Re: # of possible verb declensions (was gotten, boughten)
From: | JS Bangs <jaspax@...> |
Date: | Wednesday, June 26, 2002, 19:01 |
taliesin the storyteller sikyal:
> As a non-native speaker, let me assure you: English verbs are just about
> the worst bit.
I'm a native speaker and so I can hardly tell you what "should" be hard
about my language, but . . . .
It seems to me that any way of looking at the verbs that makes you aware
of the number of differrent constructions is very backwards. When I think
of the forms of "go" I think of five wordforms: go, goes, went, going,
gone. Everything else is combining one of these five forms with another
verb, the patterns for which are very simple. There are really only
five patterns:
modal + root
verb + infinitive
have + past participle
be + present participle
be + past participle
Combine in the above order any way you like, and you'll have a grammatical
sentence: "It would have to have been being broken" uses all five.

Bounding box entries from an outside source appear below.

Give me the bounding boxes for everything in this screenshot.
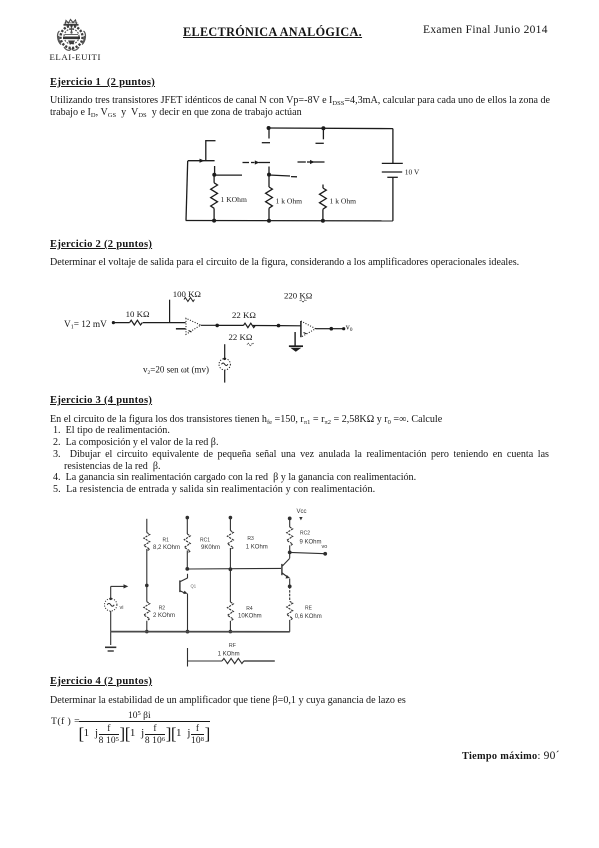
op-amp U1: [186, 318, 201, 334]
node RC1 top: [186, 516, 190, 520]
header titles: [183, 25, 362, 40]
transistor Q2: [282, 552, 290, 578]
transistor J2 (JFET): [243, 128, 271, 174]
svg-text:vo: vo: [322, 544, 328, 550]
resistor RS3 1kOhm: [320, 188, 357, 221]
wire to R3: [217, 324, 243, 326]
wire output vo: [290, 552, 326, 553]
wire left vertical: [186, 161, 188, 221]
resistor R1 8,2kOhm: [144, 533, 180, 586]
svg-text:R1: R1: [163, 538, 170, 544]
resistor R2 2kOhm: [144, 585, 175, 631]
svg-text:8,2 KOhm: 8,2 KOhm: [153, 545, 180, 551]
svg-text:Q1: Q1: [191, 584, 197, 589]
transistor J3 (JFET): [298, 128, 325, 188]
transistor Q1: [180, 574, 197, 594]
node input terminal: [112, 321, 115, 324]
resistor RC2 9kOhm: [287, 518, 322, 552]
node bottom RS1: [212, 219, 216, 223]
resistor R5 220 kOhm feedback label: [284, 290, 313, 302]
svg-text:10KOhm: 10KOhm: [238, 614, 262, 620]
node collector Q2 / output: [288, 551, 292, 555]
resistor RS2 1kOhm: [266, 175, 303, 221]
svg-text:RF: RF: [229, 643, 237, 649]
resistor R2 100 kOhm feedback: [173, 289, 202, 302]
label vo: [346, 323, 353, 334]
svg-text:R4: R4: [246, 606, 253, 612]
label source V1: [64, 320, 107, 331]
wire input: [113, 322, 129, 324]
svg-text:R3: R3: [247, 536, 254, 542]
label Vcc: [297, 509, 307, 515]
node bottom RS3: [321, 219, 325, 223]
node opamp1 output: [215, 324, 219, 328]
svg-text:9 KOhm: 9 KOhm: [300, 540, 322, 546]
battery V1 10V: [382, 129, 420, 221]
wire J2 source branch: [269, 175, 297, 177]
node vo terminal: [342, 327, 345, 330]
ground opamp2: [289, 346, 303, 352]
resistor R3 1kOhm: [227, 518, 267, 570]
svg-text:RC2: RC2: [300, 531, 310, 537]
resistor RC1 9kOhm: [184, 518, 220, 569]
Ejercicio 2: [50, 239, 152, 250]
Tiempo maximo: [462, 750, 560, 762]
wire opamp1 output: [201, 324, 218, 326]
transistor J1 (JFET): [188, 140, 216, 175]
wire junction to opamp2: [279, 325, 301, 327]
wire vi top to arrow: [111, 584, 129, 598]
wire Q2 emitter down: [289, 579, 291, 587]
wire bottom rail: [186, 220, 393, 222]
header: university crest logo: [55, 17, 91, 53]
resistor RF 1kOhm feedback: [188, 643, 275, 664]
node Vcc RC2 top: [288, 517, 292, 521]
node emitter Q2: [288, 585, 292, 589]
wire base line Q1-Q2: [188, 567, 281, 570]
wire R1 top lead: [146, 519, 148, 533]
wire J1 source branch: [215, 174, 242, 176]
svg-text:0,6 KOhm: 0,6 KOhm: [295, 614, 322, 620]
wire plus input stub opamp1: [176, 328, 186, 330]
resistor RE 0,6kOhm: [287, 586, 322, 631]
wire ground stub opamp2: [294, 332, 296, 346]
source vi: [105, 598, 117, 612]
ground: [105, 632, 116, 651]
node Vcc terminal: [299, 517, 302, 520]
node bottom RS2: [267, 219, 271, 223]
wire RF stub: [187, 648, 189, 667]
node R2 bottom: [145, 630, 149, 634]
node R3 top: [229, 516, 233, 520]
Ejercicio 3: [50, 395, 152, 406]
source v2 sine: [219, 358, 230, 370]
svg-text:RE: RE: [305, 606, 313, 612]
wire opamp2 output: [316, 328, 332, 330]
svg-text:9K0hm: 9K0hm: [201, 545, 220, 551]
formula T(f): [51, 716, 80, 727]
resistor R3 22 kOhm series: [232, 310, 256, 328]
resistor RS1 1kOhm: [211, 175, 247, 221]
wire v2 below: [224, 370, 226, 383]
wire Q1 emitter down: [187, 594, 189, 632]
resistor R4 10kOhm: [227, 569, 261, 631]
wire to vo: [331, 328, 343, 330]
node source J1: [212, 173, 216, 177]
wire top rail: [269, 127, 393, 130]
Ejercicio 4: [50, 676, 152, 687]
svg-text:1 KOhm: 1 KOhm: [218, 652, 240, 658]
svg-text:Vcc: Vcc: [297, 509, 307, 515]
node crossing base line: [229, 567, 233, 571]
wire to opamp2: [253, 325, 279, 327]
wire v2 branch vertical: [224, 344, 226, 358]
node source J2: [267, 173, 271, 177]
node junction top T2: [267, 126, 271, 130]
svg-text:2 KOhm: 2 KOhm: [153, 613, 175, 619]
svg-text:vi: vi: [120, 605, 124, 611]
resistor R1 10 kOhm: [126, 309, 150, 325]
node emitter Q1 bottom: [186, 630, 190, 634]
wire feedback vertical: [169, 300, 171, 323]
wire to opamp1: [143, 322, 186, 324]
svg-text:RC1: RC1: [200, 538, 210, 544]
wire bottom rail: [111, 631, 290, 633]
node R4 bottom: [229, 630, 233, 634]
node vo terminal: [323, 552, 327, 556]
node junction v2 branch: [277, 324, 281, 328]
resistor R4 22 kOhm branch label: [229, 332, 254, 346]
label vo: [322, 544, 328, 550]
node base Q1 / R1-R2: [145, 584, 149, 588]
svg-text:R2: R2: [159, 606, 166, 612]
label vi: [120, 605, 124, 611]
svg-text:1 KOhm: 1 KOhm: [246, 545, 268, 551]
op-amp U2: [301, 321, 316, 337]
node opamp2 output: [330, 327, 334, 331]
Ejercicio 1: [50, 77, 155, 88]
label source v2: [143, 364, 209, 376]
wire vi bottom: [110, 611, 112, 632]
node junction top T3: [321, 126, 325, 130]
node collector Q1: [185, 567, 189, 571]
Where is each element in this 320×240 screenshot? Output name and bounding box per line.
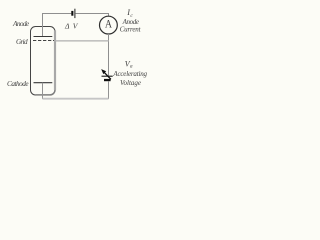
grid (dashed electrode) <box>33 40 54 42</box>
wire battery to ammeter <box>75 14 108 17</box>
ammeter A1 letter <box>105 17 113 31</box>
wire anode lead up and across top <box>43 14 72 37</box>
svg-text:Accelerating: Accelerating <box>112 70 147 78</box>
anode plate <box>34 36 53 38</box>
wire grid lead to junction <box>55 40 110 42</box>
svg-text:Current: Current <box>120 26 142 34</box>
variable source Va long plate <box>102 75 113 77</box>
variable source Va adjustment arrow shaft <box>104 72 111 79</box>
battery ΔV negative plate (short thick) <box>71 11 73 16</box>
battery ΔV positive plate (long thin) <box>74 9 76 18</box>
wire Va source down <box>108 81 110 99</box>
vacuum tube envelope (left/top dark) <box>31 27 56 96</box>
variable source Va short thick plate <box>104 79 111 81</box>
svg-text:Voltage: Voltage <box>120 79 141 87</box>
wire ammeter down to grid junction and Va source <box>108 34 110 76</box>
wire cathode lead down <box>42 83 44 99</box>
vacuum tube envelope right wall (blurred) <box>54 31 56 91</box>
svg-text:Cathode: Cathode <box>7 80 29 88</box>
svg-text:a: a <box>130 64 133 70</box>
svg-text:A: A <box>105 17 113 31</box>
variable source Va adjustment arrowhead <box>101 69 106 74</box>
svg-text:Anode: Anode <box>12 19 30 28</box>
vacuum tube envelope bottom edge <box>36 90 56 95</box>
wire bottom return (faint) <box>43 98 109 100</box>
svg-text:Anode: Anode <box>122 18 139 26</box>
svg-text:Grid: Grid <box>16 38 28 46</box>
ammeter A1 circle <box>100 16 118 34</box>
cathode plate <box>34 82 53 84</box>
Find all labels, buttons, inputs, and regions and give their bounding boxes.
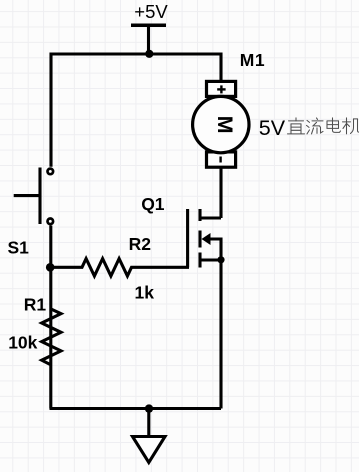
svg-text:S1: S1: [8, 238, 30, 258]
svg-text:Q1: Q1: [141, 194, 165, 214]
svg-text:M1: M1: [240, 50, 266, 70]
svg-text:R2: R2: [129, 234, 152, 254]
svg-text:10k: 10k: [8, 333, 37, 353]
svg-text:1k: 1k: [135, 283, 155, 303]
svg-text:M: M: [213, 116, 237, 134]
svg-text:5V: 5V: [259, 116, 286, 140]
svg-text:R1: R1: [24, 295, 47, 315]
svg-text:+5V: +5V: [134, 1, 168, 22]
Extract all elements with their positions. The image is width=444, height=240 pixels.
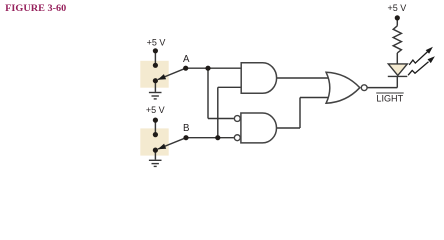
svg-text:FIGURE 3-60: FIGURE 3-60: [5, 3, 66, 14]
svg-text:LIGHT: LIGHT: [376, 94, 403, 104]
svg-text:B: B: [183, 123, 189, 134]
svg-text:+5 V: +5 V: [146, 105, 165, 115]
svg-text:+5 V: +5 V: [388, 3, 407, 13]
svg-text:+5 V: +5 V: [147, 37, 166, 47]
svg-text:A: A: [183, 54, 190, 65]
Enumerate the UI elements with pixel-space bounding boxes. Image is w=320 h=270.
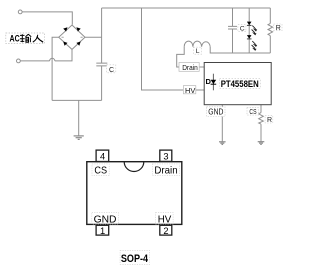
svg-text:PT4558EN: PT4558EN [221,79,259,89]
glyph shu (input char 1) [20,34,31,42]
ground symbol CS pin [258,142,265,145]
pin label Drain dotted box [152,164,179,176]
svg-text:GND: GND [94,215,117,226]
bridge diode arrow bottom-left [63,42,67,46]
svg-text:CS: CS [249,107,256,116]
wire HV drop [142,8,205,90]
svg-text:C: C [109,67,114,74]
wire hop over vertical [50,58,55,61]
bridge rectifier diamond [59,25,85,49]
IC internal diode D triangle [211,80,217,84]
svg-text:CS: CS [94,166,107,177]
svg-text:SOP-4: SOP-4 [121,253,148,265]
inductor L coil [184,41,210,47]
pin label GND dotted box [92,212,119,224]
capacitor C2 branch lower [232,29,234,53]
svg-text:Drain: Drain [154,166,177,177]
LED D2 triangle [247,35,252,39]
label box GND [207,107,226,117]
label box HV [183,86,195,94]
LED branch wire [248,8,250,53]
SOP-4 package body [87,162,182,225]
label box L [193,47,201,54]
wire bottom terminal to hop [20,60,49,62]
CS pin wire lower [260,124,262,141]
resistor R output branch [269,8,271,23]
capacitor C1 plates [96,63,107,66]
GND pin wire [221,105,223,141]
pin label CS dotted box [92,164,109,176]
pin label HV dotted box [156,212,174,224]
wire drain route [177,47,205,67]
svg-text:HV: HV [158,215,172,226]
AC input terminal top [18,10,22,14]
label box C2 [238,25,246,32]
op IC U1 PT4558EN box [204,63,271,105]
svg-text:HV: HV [185,86,195,95]
IC internal diode D cathode bar [211,83,217,85]
label box R cs [265,115,273,123]
wire inductor right to bottom rail [210,47,270,53]
label box PT4558EN [220,79,261,89]
AC input terminal bottom [17,59,21,63]
bridge polarity dash right [81,36,83,38]
LED D2 emission arrows [252,41,257,50]
wire bridge right vertex to cap [85,36,102,38]
wire bottom rail left section [52,99,102,101]
pin 1 box [96,225,109,235]
wire ground tap [78,100,80,135]
bridge diode arrow top-right [76,27,80,31]
bridge diode arrow top-left [63,27,67,31]
IC internal diode D line [212,74,214,91]
svg-text:4: 4 [100,152,105,162]
svg-text:L: L [196,48,200,55]
capacitor C2 plates [228,26,237,29]
LED D2 cathode bar [247,38,252,40]
label box AC input [6,33,45,44]
LED D1 cathode bar [247,24,252,26]
CS pin wire upper [260,105,262,113]
svg-text:R: R [267,117,272,124]
wire bridge left vertex down [52,37,59,100]
svg-text:AC: AC [10,33,21,43]
wire hop to bridge bottom [55,49,72,61]
bridge diode arrow bottom-right [76,42,80,46]
capacitor C2 branch upper [232,8,234,26]
wire top rail [102,7,271,9]
svg-text:2: 2 [163,226,168,236]
bridge polarity dash left [62,36,64,38]
svg-text:R: R [276,25,281,32]
resistor R cs zigzag [259,113,264,125]
label box CS [247,108,258,115]
resistor R output lower [269,36,271,53]
capacitor C1 branch lower [101,66,103,100]
label box R output [274,24,282,31]
svg-text:3: 3 [163,152,168,162]
label box Drain [179,63,199,72]
glyph ru (input char 2) [33,35,43,43]
pin 2 box [160,225,172,235]
pin 3 box [160,150,172,161]
ground symbol GND pin [219,142,226,145]
wire top terminal to bridge top [22,12,72,25]
resistor R output zigzag [268,23,273,35]
svg-text:Drain: Drain [182,63,198,72]
svg-text:C: C [240,26,245,33]
capacitor C1 branch upper [101,8,103,63]
caption SOP-4 dotted box [120,250,150,264]
pin 4 box [96,150,109,161]
LED D1 triangle [247,22,252,26]
svg-text:GND: GND [208,108,223,117]
ground symbol main (3 bars) [74,136,84,140]
SOP-4 notch [124,162,144,172]
svg-text:D: D [206,77,212,86]
LED D1 emission arrows [252,26,257,35]
svg-text:1: 1 [100,226,105,236]
label box C1 [107,65,116,73]
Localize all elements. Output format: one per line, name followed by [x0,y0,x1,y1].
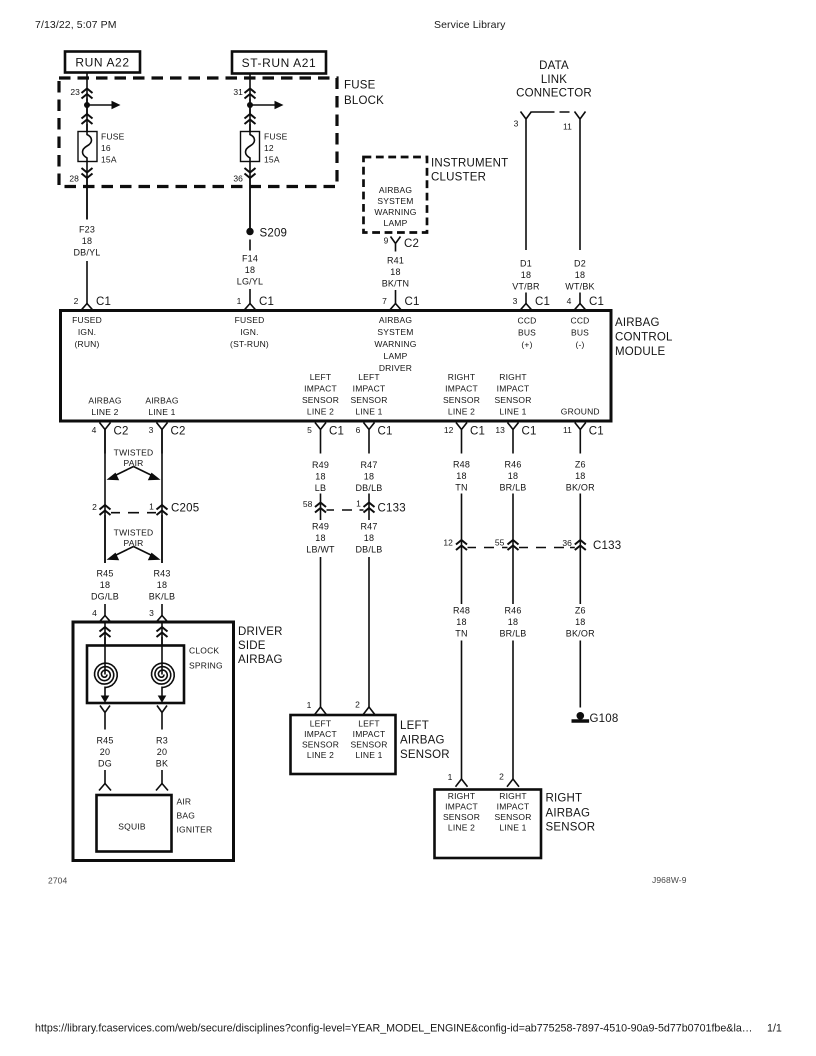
svg-text:BAG: BAG [177,811,196,821]
svg-text:R45: R45 [96,736,113,746]
svg-text:18: 18 [508,471,518,481]
svg-text:R3: R3 [156,736,168,746]
svg-text:LINE 2: LINE 2 [448,823,475,833]
svg-text:1/1: 1/1 [767,1023,782,1035]
pin 12 label C133 [443,538,453,548]
svg-text:FUSE: FUSE [344,80,376,92]
svg-text:4: 4 [92,425,97,435]
pin 4 label airbag [92,608,97,618]
svg-text:C1: C1 [522,426,537,438]
pin 1 label [237,296,242,306]
svg-text:BK/OR: BK/OR [566,483,595,493]
connector Y below clockspring left [100,706,110,730]
svg-text:R47: R47 [360,522,377,532]
svg-text:18: 18 [575,471,585,481]
wire R41 label [382,256,410,289]
svg-text:LINE 1: LINE 1 [148,407,175,417]
left sensor pin 2 lambda [363,707,375,715]
module text airbag line 1 [145,396,178,418]
connector C2 label cluster [404,238,419,250]
clock spring box [87,646,184,704]
connector C1 label col f [522,426,537,438]
svg-text:IGN.: IGN. [240,327,258,337]
in-line chevron down pin 36 [245,168,256,178]
wire to spiral right [161,646,163,675]
svg-text:18: 18 [456,471,466,481]
svg-text:1: 1 [356,499,361,509]
svg-text:C1: C1 [535,296,550,308]
svg-text:WARNING: WARNING [374,339,416,349]
svg-text:R46: R46 [504,606,521,616]
pin 2 label C205 [92,502,97,512]
connector C205 label [171,503,199,515]
svg-text:LINE 1: LINE 1 [355,407,382,417]
connector C205 pin 1 chevron [157,505,168,515]
svg-text:FUSED: FUSED [72,315,102,325]
svg-text:18: 18 [245,265,255,275]
connector C1 label col4 [535,296,550,308]
wire R43 18 label [149,569,176,602]
connector C1 pin 7 lambda [390,304,402,311]
svg-text:IMPACT: IMPACT [304,729,337,739]
fuse F12 15A [241,132,260,162]
connector RUN A22 box [65,52,140,73]
data link connector pin 11 Y [575,112,586,129]
connector C1 pin 1 lambda [244,304,256,311]
svg-text:C1: C1 [589,426,604,438]
svg-text:18: 18 [157,580,167,590]
squib box [97,795,172,852]
wire F23 upper segment [86,178,88,220]
pin 36 label [233,174,243,184]
svg-text:3: 3 [149,425,154,435]
clock spring label [189,646,223,671]
svg-text:Z6: Z6 [575,606,586,616]
module text warning lamp driver [374,315,416,373]
svg-text:LAMP: LAMP [384,351,408,361]
pin 5 label [307,425,312,435]
wire airbag line 2 upper [104,430,106,564]
svg-text:7/13/22, 5:07 PM: 7/13/22, 5:07 PM [35,19,117,31]
svg-text:https://library.fcaservices.co: https://library.fcaservices.com/web/secu… [35,1023,752,1035]
module text right impact sensor line 2 [443,372,480,417]
connector C133 right label [593,540,621,552]
pin 4 label bottom [92,425,97,435]
svg-text:SENSOR: SENSOR [546,822,596,834]
pin 3 label dlc [514,119,519,129]
chevron clockspring left [100,627,111,637]
module text left impact sensor line 1 [350,372,387,417]
svg-text:15A: 15A [264,155,280,165]
svg-text:DB/LB: DB/LB [355,483,382,493]
svg-text:AIRBAG: AIRBAG [615,317,660,329]
pin 4 label module [567,296,572,306]
svg-text:RIGHT: RIGHT [546,793,583,805]
svg-text:SPRING: SPRING [189,661,223,671]
wire spiral exit left with arrow [101,687,110,703]
fuse F16 15A [78,132,97,162]
connector C1 label col2 [259,296,274,308]
svg-text:AIRBAG: AIRBAG [379,185,412,195]
connector C133 pin 12 chevron [456,540,467,550]
module text right impact sensor line 1 [494,372,531,417]
wire fuse 12 to chevron [249,162,251,229]
svg-text:DG/LB: DG/LB [91,592,119,602]
airbag control module label [615,317,673,358]
svg-text:R45: R45 [96,569,113,579]
connector C1 pin 12 Y [456,423,467,454]
svg-text:12: 12 [264,143,274,153]
pin 2 label [74,296,79,306]
svg-text:GROUND: GROUND [561,407,600,417]
svg-text:CCD: CCD [517,316,536,326]
svg-text:IMPACT: IMPACT [353,384,386,394]
footer page indicator [767,1023,782,1035]
pin 1 label C205 [149,502,154,512]
connector C2 pin 9 Y [391,237,401,252]
svg-text:C2: C2 [171,426,186,438]
svg-text:2: 2 [355,700,360,710]
in-line chevron above fuse 16 [82,114,93,124]
svg-text:AIRBAG: AIRBAG [145,396,178,406]
svg-text:WARNING: WARNING [374,207,416,217]
svg-text:D1: D1 [520,259,532,269]
svg-text:LAMP: LAMP [384,218,408,228]
pin 3 label airbag [149,608,154,618]
svg-text:R41: R41 [387,256,404,266]
left airbag sensor label [400,720,450,761]
svg-text:ST-RUN A21: ST-RUN A21 [242,56,317,70]
connector C133 right dashed bridge [468,547,575,549]
pin 1 label right sensor [448,772,453,782]
svg-text:LINE 2: LINE 2 [91,407,118,417]
svg-text:SENSOR: SENSOR [443,812,480,822]
connector C133 left label [378,503,406,515]
svg-text:BK/TN: BK/TN [382,279,410,289]
wire into clockspring left [104,622,106,646]
right sensor pin 1 lambda [456,779,468,787]
wire to C133 right col e [461,494,463,605]
wire R48 TN label2 [453,606,470,639]
svg-text:18: 18 [315,472,325,482]
wire R45 18 label [91,569,119,602]
clock spring coil left [95,663,118,688]
svg-text:DB/YL: DB/YL [73,248,100,258]
svg-text:CONTROL: CONTROL [615,332,673,344]
svg-text:7: 7 [382,296,387,306]
svg-text:11: 11 [563,425,572,435]
svg-text:SQUIB: SQUIB [118,822,146,832]
right sensor text line 2 [443,791,480,833]
svg-text:3: 3 [513,296,518,306]
right sensor text line 1 [494,791,531,833]
svg-text:2: 2 [92,502,97,512]
connector C1 pin 6 Y [364,423,375,454]
connector C1 label col g [589,426,604,438]
svg-text:LEFT: LEFT [358,719,380,729]
svg-text:18: 18 [521,270,531,280]
connector C2 pin 4 Y [100,423,111,454]
chevron clockspring right [157,627,168,637]
left sensor text line 2 [302,719,339,761]
svg-text:20: 20 [157,747,167,757]
svg-text:36: 36 [233,174,243,184]
svg-text:C1: C1 [378,426,393,438]
svg-text:1: 1 [237,296,242,306]
svg-text:FUSE: FUSE [264,132,288,142]
wire to C133 left col d [368,494,370,521]
air bag igniter label [177,797,213,835]
wire to C133 right col g [579,494,581,605]
svg-text:CLOCK: CLOCK [189,646,219,656]
svg-text:SENSOR: SENSOR [350,395,387,405]
fuse block dashed box [59,78,337,187]
pin 1 label left sensor [307,700,312,710]
svg-text:C133: C133 [593,540,621,552]
data link connector label [516,60,592,100]
svg-text:MODULE: MODULE [615,346,666,358]
svg-text:DRIVER: DRIVER [379,363,412,373]
svg-text:AIRBAG: AIRBAG [379,315,412,325]
module text ground [561,407,600,417]
svg-text:G108: G108 [590,713,619,725]
pin 12 label [444,425,454,435]
connector C1 pin 2 lambda [81,304,93,311]
svg-text:C205: C205 [171,503,199,515]
connector C1 label col d [378,426,393,438]
wire Z6 18 BKOR label [566,460,595,493]
svg-text:R48: R48 [453,606,470,616]
connector C1 pin 4 lambda [574,304,586,311]
svg-text:CCD: CCD [570,316,589,326]
wire squib right segment [161,770,163,784]
svg-text:BLOCK: BLOCK [344,95,384,107]
svg-text:LINK: LINK [541,74,567,86]
svg-text:D2: D2 [574,259,586,269]
wire R49 18 LB label [312,460,329,493]
svg-text:18: 18 [390,267,400,277]
wire to C133 right col f [512,494,514,605]
branch arrow column 1 [87,101,121,109]
module text airbag line 2 [88,396,121,418]
svg-text:BK/LB: BK/LB [149,592,176,602]
svg-text:AIRBAG: AIRBAG [88,396,121,406]
connector C133 pin 36 chevron [575,540,586,550]
svg-text:11: 11 [563,122,572,132]
svg-text:R48: R48 [453,460,470,470]
svg-text:58: 58 [303,499,313,509]
splice S209 [246,228,287,240]
wire R3 20 label [156,736,168,769]
svg-text:LINE 2: LINE 2 [307,750,334,760]
fuse block label [344,80,384,108]
svg-text:LINE 1: LINE 1 [499,823,526,833]
svg-text:C2: C2 [404,238,419,250]
svg-text:LB: LB [315,483,326,493]
svg-text:TWISTED: TWISTED [114,448,154,458]
svg-text:RIGHT: RIGHT [448,372,475,382]
module text left impact sensor line 2 [302,372,339,417]
svg-text:F14: F14 [242,254,258,264]
pin 13 label [495,425,505,435]
pin 55 label C133 [495,538,505,548]
wire into clockspring right [161,622,163,646]
svg-text:LEFT: LEFT [310,719,332,729]
wire right sensor line 1 long [512,641,514,780]
wire R45 lower segment [104,604,106,616]
svg-text:36: 36 [562,538,572,548]
svg-text:6: 6 [356,425,361,435]
wire D1 label [512,259,540,292]
svg-text:BUS: BUS [571,328,589,338]
data link connector pin 3 Y [521,112,532,129]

Remembering what the various verbal paraphrases *mean* is a different
thing, but that's a lexical problem, not a syntactic one. Any language
will have an equivalent problem. So how hard can it be to remember five
forms and five rules?
I back myself up: learning Romanian and Spanish, it never occurred to me
to consider periphrastic form "voy a decir" part of the cojugation of
"decir." I barely even consider "he dicho" part of the conjugation.
(Likewise for the Romanian "o sa zic" and "am zis.") Why should learning
English be any different?
Jesse S. Bangs jaspax@u.washington.edu
http://students.washington.edu/jaspax/
"If you look at a thing nine hundred and ninety-nine times, you are
perfectly safe; if you look at it the thousandth time, you are in
frightful danger of seeing it for the first time."